It happened today - March 18, 2016

So close… and yet so far. That’s my feeling about Edward Clark becoming governor of Texas on March 18, 1861.

Well, no. Actually I have no feelings about Clark becoming governor of Texas or anything else about him. Except in this one regard. He became governor because they booted out Sam Houston for refusing to endorse Texas seceding from the Union and joining the Confederacy.

Sam Houston had a very interesting life and not only for winning the pivotal Battle of San Jacinto and securing Texas independence after being repeatedly criticized for lacking fighting spirit. He is the only man popularly elected governor of two different states (both starting with T, namely Tennessee and Texas) and he is the last former foreign head of state to sit in the United States Congress, having been President of Texas twice during its brief period of Independence and then a United States Senator from Texas from 1846-1859. Here’s the “so close… and yet” bit.

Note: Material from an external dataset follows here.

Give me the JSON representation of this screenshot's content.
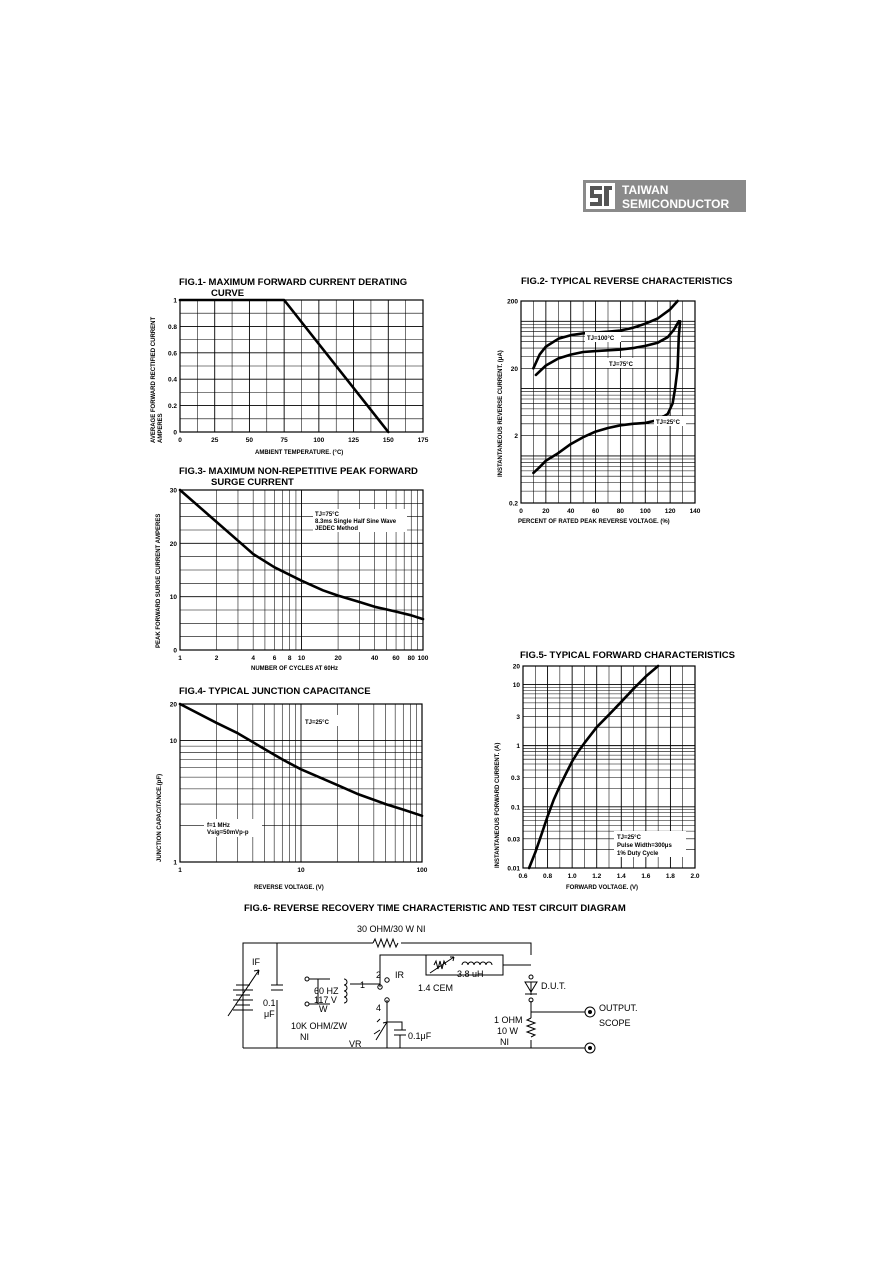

Houston was the only governor of a future Confederate state to refuse to endorse secession or take an oath of allegiance to the Confederacy. And earlier in his career, including in Congress, he was an opponent of the most egregious abuses committed by the American government against aboriginals. Indeed, his second wife was a Cherokee. You could almost get the impression he was far more decent on race than most of his compatriots northern or southern. Except he was a slave-owner and an opponent of abolition.

He opposed the Civil War primarily on the grounds that the South would lose. Which again makes him more far-sighted than the vast majority of Southerners. A passionate supporter of the Union in principle, vehement in opposition to secession from the late 1840s on, a man who warned that “A nation divided against itself cannot stand” in 1850, eight years before Lincoln immortalized this paraphrase of Matthew 12:25 in this context, Houston also realized the war would be long and destructive without being successful.

In 1854, as one of only two Southern Senators to oppose the Kansas-Nebraska Act, he thundered “... what fields of blood, what scenes of horror, what mighty cities in smoke and ruins—it is brother murdering brother ... I see my beloved South go down in the unequal contest, in a sea of blood and smoking ruin.”

If he could see that far, he was far from ordinary in his perceptions and cannot claim simply to have been one among many whose vision was restricted. So why couldn’t he see that the “peculiar institution” that was, despite any amount of Southern apologetics, the central and indispensable cause of the war, was also wrong?

As I’ve noted elsewhere, slavery was an issue too big for politics, one on which the habitual equivocation of the greasy-pole-climbers was ruinous to their own careers as well as their nation. Houston himself, having opposed joining the Confederacy, refused Lincoln’s offer of 50,000 federal troops to put down the rebellion. He loved Texas too much to make war on its white populace who did overwhelmingly favour secession. And yet the result was that he faded from the scene. Honoured as he has been since his death, by a city, naval vessels, an army base and a national forest, he simply withdrew from public life while the catastrophe unfolded around him, and died in 1863 in Huntsville, TX.

For all his flaws, he was a great man. Yet even he stumbled, and fell, on this critical issue of racial slavery, unable to support abolition or secession and with no third option available. It is one of those, rare but not unique, where no amount of equivocation, dissembling or even prudent moderation is appropriate to the occasion. And those who did see better than their fellows on so many points have, I fear, even less excuse for not seeing clearly here.